Put this way, the problem is structurally analogous to the
status of contradictions—when we posit something that seems to
directly contradict a previous statement, do we not in fact overwrite
the older statement in favor of the new one? Can we (rationally or
not) accept or even hold in our mind A & ~A, or in this case hold
that something is only
false and also that it is true as well, which would seem to be
explicitly contradictory?
First,
it is an evidential claim
that people can or cannot hold a contradiction. While
I believe it is clear and obvious that people believe many
self-contradictory things, a better question
would be whether that behavior is
rational or not. Following
Priest, I am inclined to say that non-contradiction may be one
criterion for rationality among many others, and that in some cases
it is rational to believe a contradiction, for example where other
rational criteria are better fulfilled than by an alternative,
non-contradictory belief. However,
this is certainly not necessary for a dialetheist to put forward, and
in fact Hegel himself believed in the contradiction of everything,
propositional or otherwise. In
fact, I think Hegel is a good example of a non-trivial dialetheism
wherein everything is contradictory (these words have here changed
from their previous technical meanings, while still, I hope,
capturing the intuitions), though this is far
outside the confines of the
philosophy of logic.
Second,
we may return to the “only” problem and see if we can make any
progress. We would not say
that dialetheism does not take contradiction seriously because of the
“added information” argument, and structurally there is nothing
different about the “only” problem, and indeed it is simply a
specific linguistic example of a contradiction. What should therefore
be said, rather than that dialetheism
cannot understand “only”, is that non-dialetheist
theories do not treat contradiction seriously, in that it is only
dialetheism that takes contradiction as an existing fact not to be
rejected. In most cases,
“false only” means what the non-dialetheist means by it, but
there are also dialetheias, such as the above Liar sentence (X),
which must be taken in a
contradictory way.
Alternatively,
we might say, perhaps even against PL as a whole, that true and false
might not in fact be defined purely negatively, that is, against each
other such that true is simply not-false and false is simply
not-true. Rather, a sentence relating to {0} might in
fact have different effects or conceptual implications associated
with that 0 than a sentence related to {0,1}. This
would make sense epistemologically, because surely
the effects or implications (these concepts unfortunately cannot be
fully worked out here) are not, at least in some cases, the exact
same. While this certainly
takes us away from PL as a system, it is a necessary consideration
since it does not take us away from contradiction, and attempts to
deal with the same problems as does PL, only from a different angle,
from a different translation
of what would seem to be very similar insights.

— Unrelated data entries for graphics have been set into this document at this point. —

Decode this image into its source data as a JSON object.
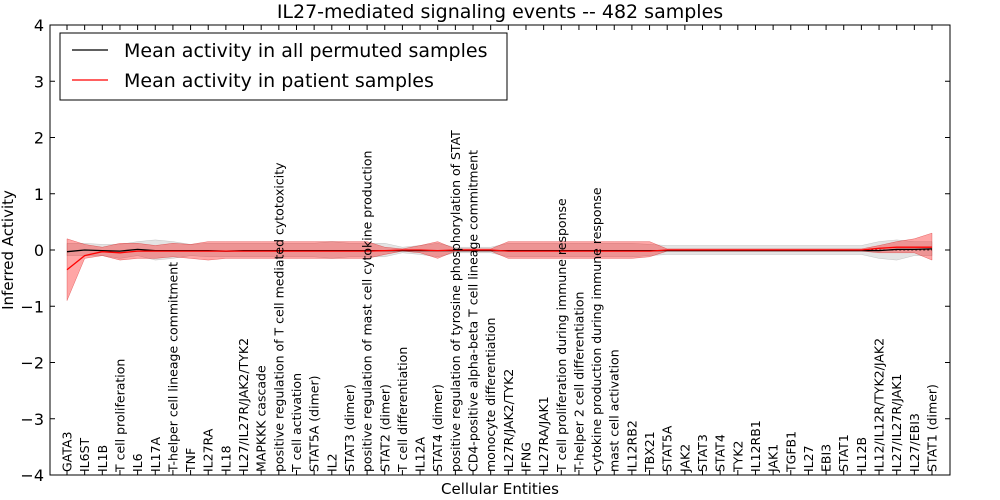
{
  "chart_data": {
    "type": "line",
    "title": "IL27-mediated signaling events -- 482 samples",
    "xlabel": "Cellular Entities",
    "ylabel": "Inferred Activity",
    "ylim": [
      -4,
      4
    ],
    "yticks": [
      -4,
      -3,
      -2,
      -1,
      0,
      1,
      2,
      3,
      4
    ],
    "ytick_labels": [
      "−4",
      "−3",
      "−2",
      "−1",
      "0",
      "1",
      "2",
      "3",
      "4"
    ],
    "grid": false,
    "legend": {
      "location": "top-left",
      "entries": [
        {
          "label": "Mean activity in all permuted samples",
          "color": "#000000"
        },
        {
          "label": "Mean activity in patient samples",
          "color": "#ff0000"
        }
      ]
    },
    "categories": [
      "GATA3",
      "IL6ST",
      "IL1B",
      "T cell proliferation",
      "IL6",
      "IL17A",
      "T-helper cell lineage commitment",
      "TNF",
      "IL27RA",
      "IL18",
      "IL27/IL27R/JAK2/TYK2",
      "MAPKKK cascade",
      "positive regulation of T cell mediated cytotoxicity",
      "T cell activation",
      "STAT5A (dimer)",
      "IL2",
      "STAT3 (dimer)",
      "positive regulation of mast cell cytokine production",
      "STAT2 (dimer)",
      "T cell differentiation",
      "IL12A",
      "STAT4 (dimer)",
      "positive regulation of tyrosine phosphorylation of STAT",
      "CD4-positive alpha-beta T cell lineage commitment",
      "monocyte differentiation",
      "IL27R/JAK2/TYK2",
      "IFNG",
      "IL27RA/JAK1",
      "T cell proliferation during immune response",
      "T-helper 2 cell differentiation",
      "cytokine production during immune response",
      "mast cell activation",
      "IL12RB2",
      "TBX21",
      "STAT5A",
      "JAK2",
      "STAT3",
      "STAT4",
      "TYK2",
      "IL12RB1",
      "JAK1",
      "TGFB1",
      "IL27",
      "EBI3",
      "STAT1",
      "IL12B",
      "IL12/IL12R/TYK2/JAK2",
      "IL27/IL27R/JAK1",
      "IL27/EBI3",
      "STAT1 (dimer)"
    ],
    "series": [
      {
        "name": "Mean activity in all permuted samples",
        "color": "#000000",
        "values": [
          -0.03,
          0.0,
          -0.01,
          -0.02,
          0.01,
          -0.01,
          -0.01,
          -0.01,
          -0.01,
          -0.02,
          -0.01,
          -0.01,
          -0.01,
          -0.01,
          -0.01,
          -0.01,
          -0.01,
          -0.01,
          -0.01,
          -0.01,
          -0.01,
          -0.01,
          -0.01,
          -0.01,
          -0.01,
          -0.01,
          -0.01,
          -0.01,
          -0.01,
          -0.01,
          -0.01,
          -0.01,
          -0.01,
          -0.01,
          -0.01,
          -0.01,
          -0.01,
          -0.01,
          -0.01,
          -0.01,
          -0.01,
          -0.01,
          -0.01,
          -0.01,
          -0.01,
          -0.01,
          -0.01,
          0.01,
          0.01,
          0.02
        ],
        "lower": [
          -0.1,
          -0.1,
          -0.1,
          -0.15,
          -0.1,
          -0.18,
          -0.15,
          -0.1,
          -0.12,
          -0.12,
          -0.12,
          -0.12,
          -0.12,
          -0.12,
          -0.12,
          -0.15,
          -0.12,
          -0.12,
          -0.12,
          -0.05,
          -0.08,
          -0.12,
          -0.05,
          -0.05,
          -0.05,
          -0.12,
          -0.12,
          -0.12,
          -0.12,
          -0.12,
          -0.12,
          -0.12,
          -0.12,
          -0.1,
          -0.08,
          -0.08,
          -0.08,
          -0.08,
          -0.08,
          -0.08,
          -0.08,
          -0.08,
          -0.08,
          -0.08,
          -0.08,
          -0.08,
          -0.15,
          -0.18,
          -0.1,
          -0.1
        ],
        "upper": [
          0.12,
          0.12,
          0.1,
          0.1,
          0.15,
          0.18,
          0.15,
          0.1,
          0.12,
          0.12,
          0.12,
          0.12,
          0.12,
          0.12,
          0.12,
          0.15,
          0.12,
          0.12,
          0.12,
          0.05,
          0.08,
          0.12,
          0.05,
          0.05,
          0.05,
          0.12,
          0.12,
          0.12,
          0.12,
          0.12,
          0.12,
          0.12,
          0.12,
          0.1,
          0.08,
          0.08,
          0.08,
          0.08,
          0.08,
          0.08,
          0.08,
          0.08,
          0.08,
          0.08,
          0.08,
          0.08,
          0.15,
          0.18,
          0.15,
          0.15
        ]
      },
      {
        "name": "Mean activity in patient samples",
        "color": "#ff0000",
        "values": [
          -0.35,
          -0.1,
          -0.03,
          -0.05,
          -0.02,
          -0.02,
          -0.02,
          -0.02,
          -0.02,
          -0.02,
          -0.02,
          -0.02,
          -0.02,
          -0.02,
          -0.02,
          -0.02,
          -0.02,
          -0.02,
          -0.01,
          0.0,
          0.0,
          -0.01,
          0.0,
          0.0,
          0.0,
          -0.02,
          -0.02,
          -0.02,
          -0.02,
          -0.02,
          -0.02,
          -0.02,
          -0.02,
          -0.02,
          0.0,
          0.0,
          0.0,
          0.0,
          0.0,
          0.0,
          0.0,
          0.0,
          0.0,
          0.0,
          0.0,
          0.0,
          0.03,
          0.05,
          0.05,
          0.05
        ],
        "lower": [
          -0.9,
          -0.15,
          -0.1,
          -0.18,
          -0.15,
          -0.15,
          -0.12,
          -0.15,
          -0.18,
          -0.15,
          -0.15,
          -0.15,
          -0.15,
          -0.15,
          -0.15,
          -0.15,
          -0.15,
          -0.15,
          -0.08,
          -0.02,
          -0.05,
          -0.15,
          -0.02,
          -0.02,
          -0.02,
          -0.15,
          -0.15,
          -0.15,
          -0.15,
          -0.15,
          -0.15,
          -0.15,
          -0.15,
          -0.12,
          -0.02,
          -0.02,
          -0.02,
          -0.02,
          -0.02,
          -0.02,
          -0.02,
          -0.02,
          -0.02,
          -0.02,
          -0.02,
          -0.02,
          -0.05,
          -0.05,
          -0.05,
          -0.18
        ],
        "upper": [
          0.2,
          0.1,
          0.05,
          0.12,
          0.12,
          0.08,
          0.12,
          0.1,
          0.15,
          0.15,
          0.15,
          0.15,
          0.15,
          0.15,
          0.15,
          0.15,
          0.15,
          0.15,
          0.05,
          0.02,
          0.08,
          0.15,
          0.02,
          0.02,
          0.02,
          0.15,
          0.15,
          0.15,
          0.15,
          0.15,
          0.15,
          0.15,
          0.15,
          0.15,
          0.02,
          0.02,
          0.02,
          0.02,
          0.02,
          0.02,
          0.02,
          0.02,
          0.02,
          0.02,
          0.02,
          0.02,
          0.08,
          0.15,
          0.2,
          0.3
        ]
      }
    ]
  }
}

In
any case, this raises many more problems the research of which might
be fruitful.
V.
Conclusion
PL is certainly not taking an easy way out of the problem of
paradoxes. It is certainly not a cure-all for the diseases of
traditional approaches to paradox, and providing a set theory
appropriate for it is a massive undertaking. However, PL does
exemplify the attempt to be comfortable with the universal inability
to make everything consistent. In this sense, dialetheism opens the
way towards reasoning with what are in the last analysis simply facts
of life. In good dialetheist fashion, the rest might follow as so
much more “added information”.
Works Consulted
Priest,
Graham. In Contradiction: A
Study of the Transconsistent. Dordrecht;
Boston: Distributors for the U.S. and Canada, Kluwer Academic, 1987.
Print.
---. “The Logic of Paradox.” The Journal of Philosophy.
Vol 8. No 1 (1979): 219-241. Web. 16 Feb 2014.
---. “What Is so Bad About Contradictions?” The Journal of
Philosophy. Vol 95. No 8 (1998): 410-426. Web. 16 Feb 2014.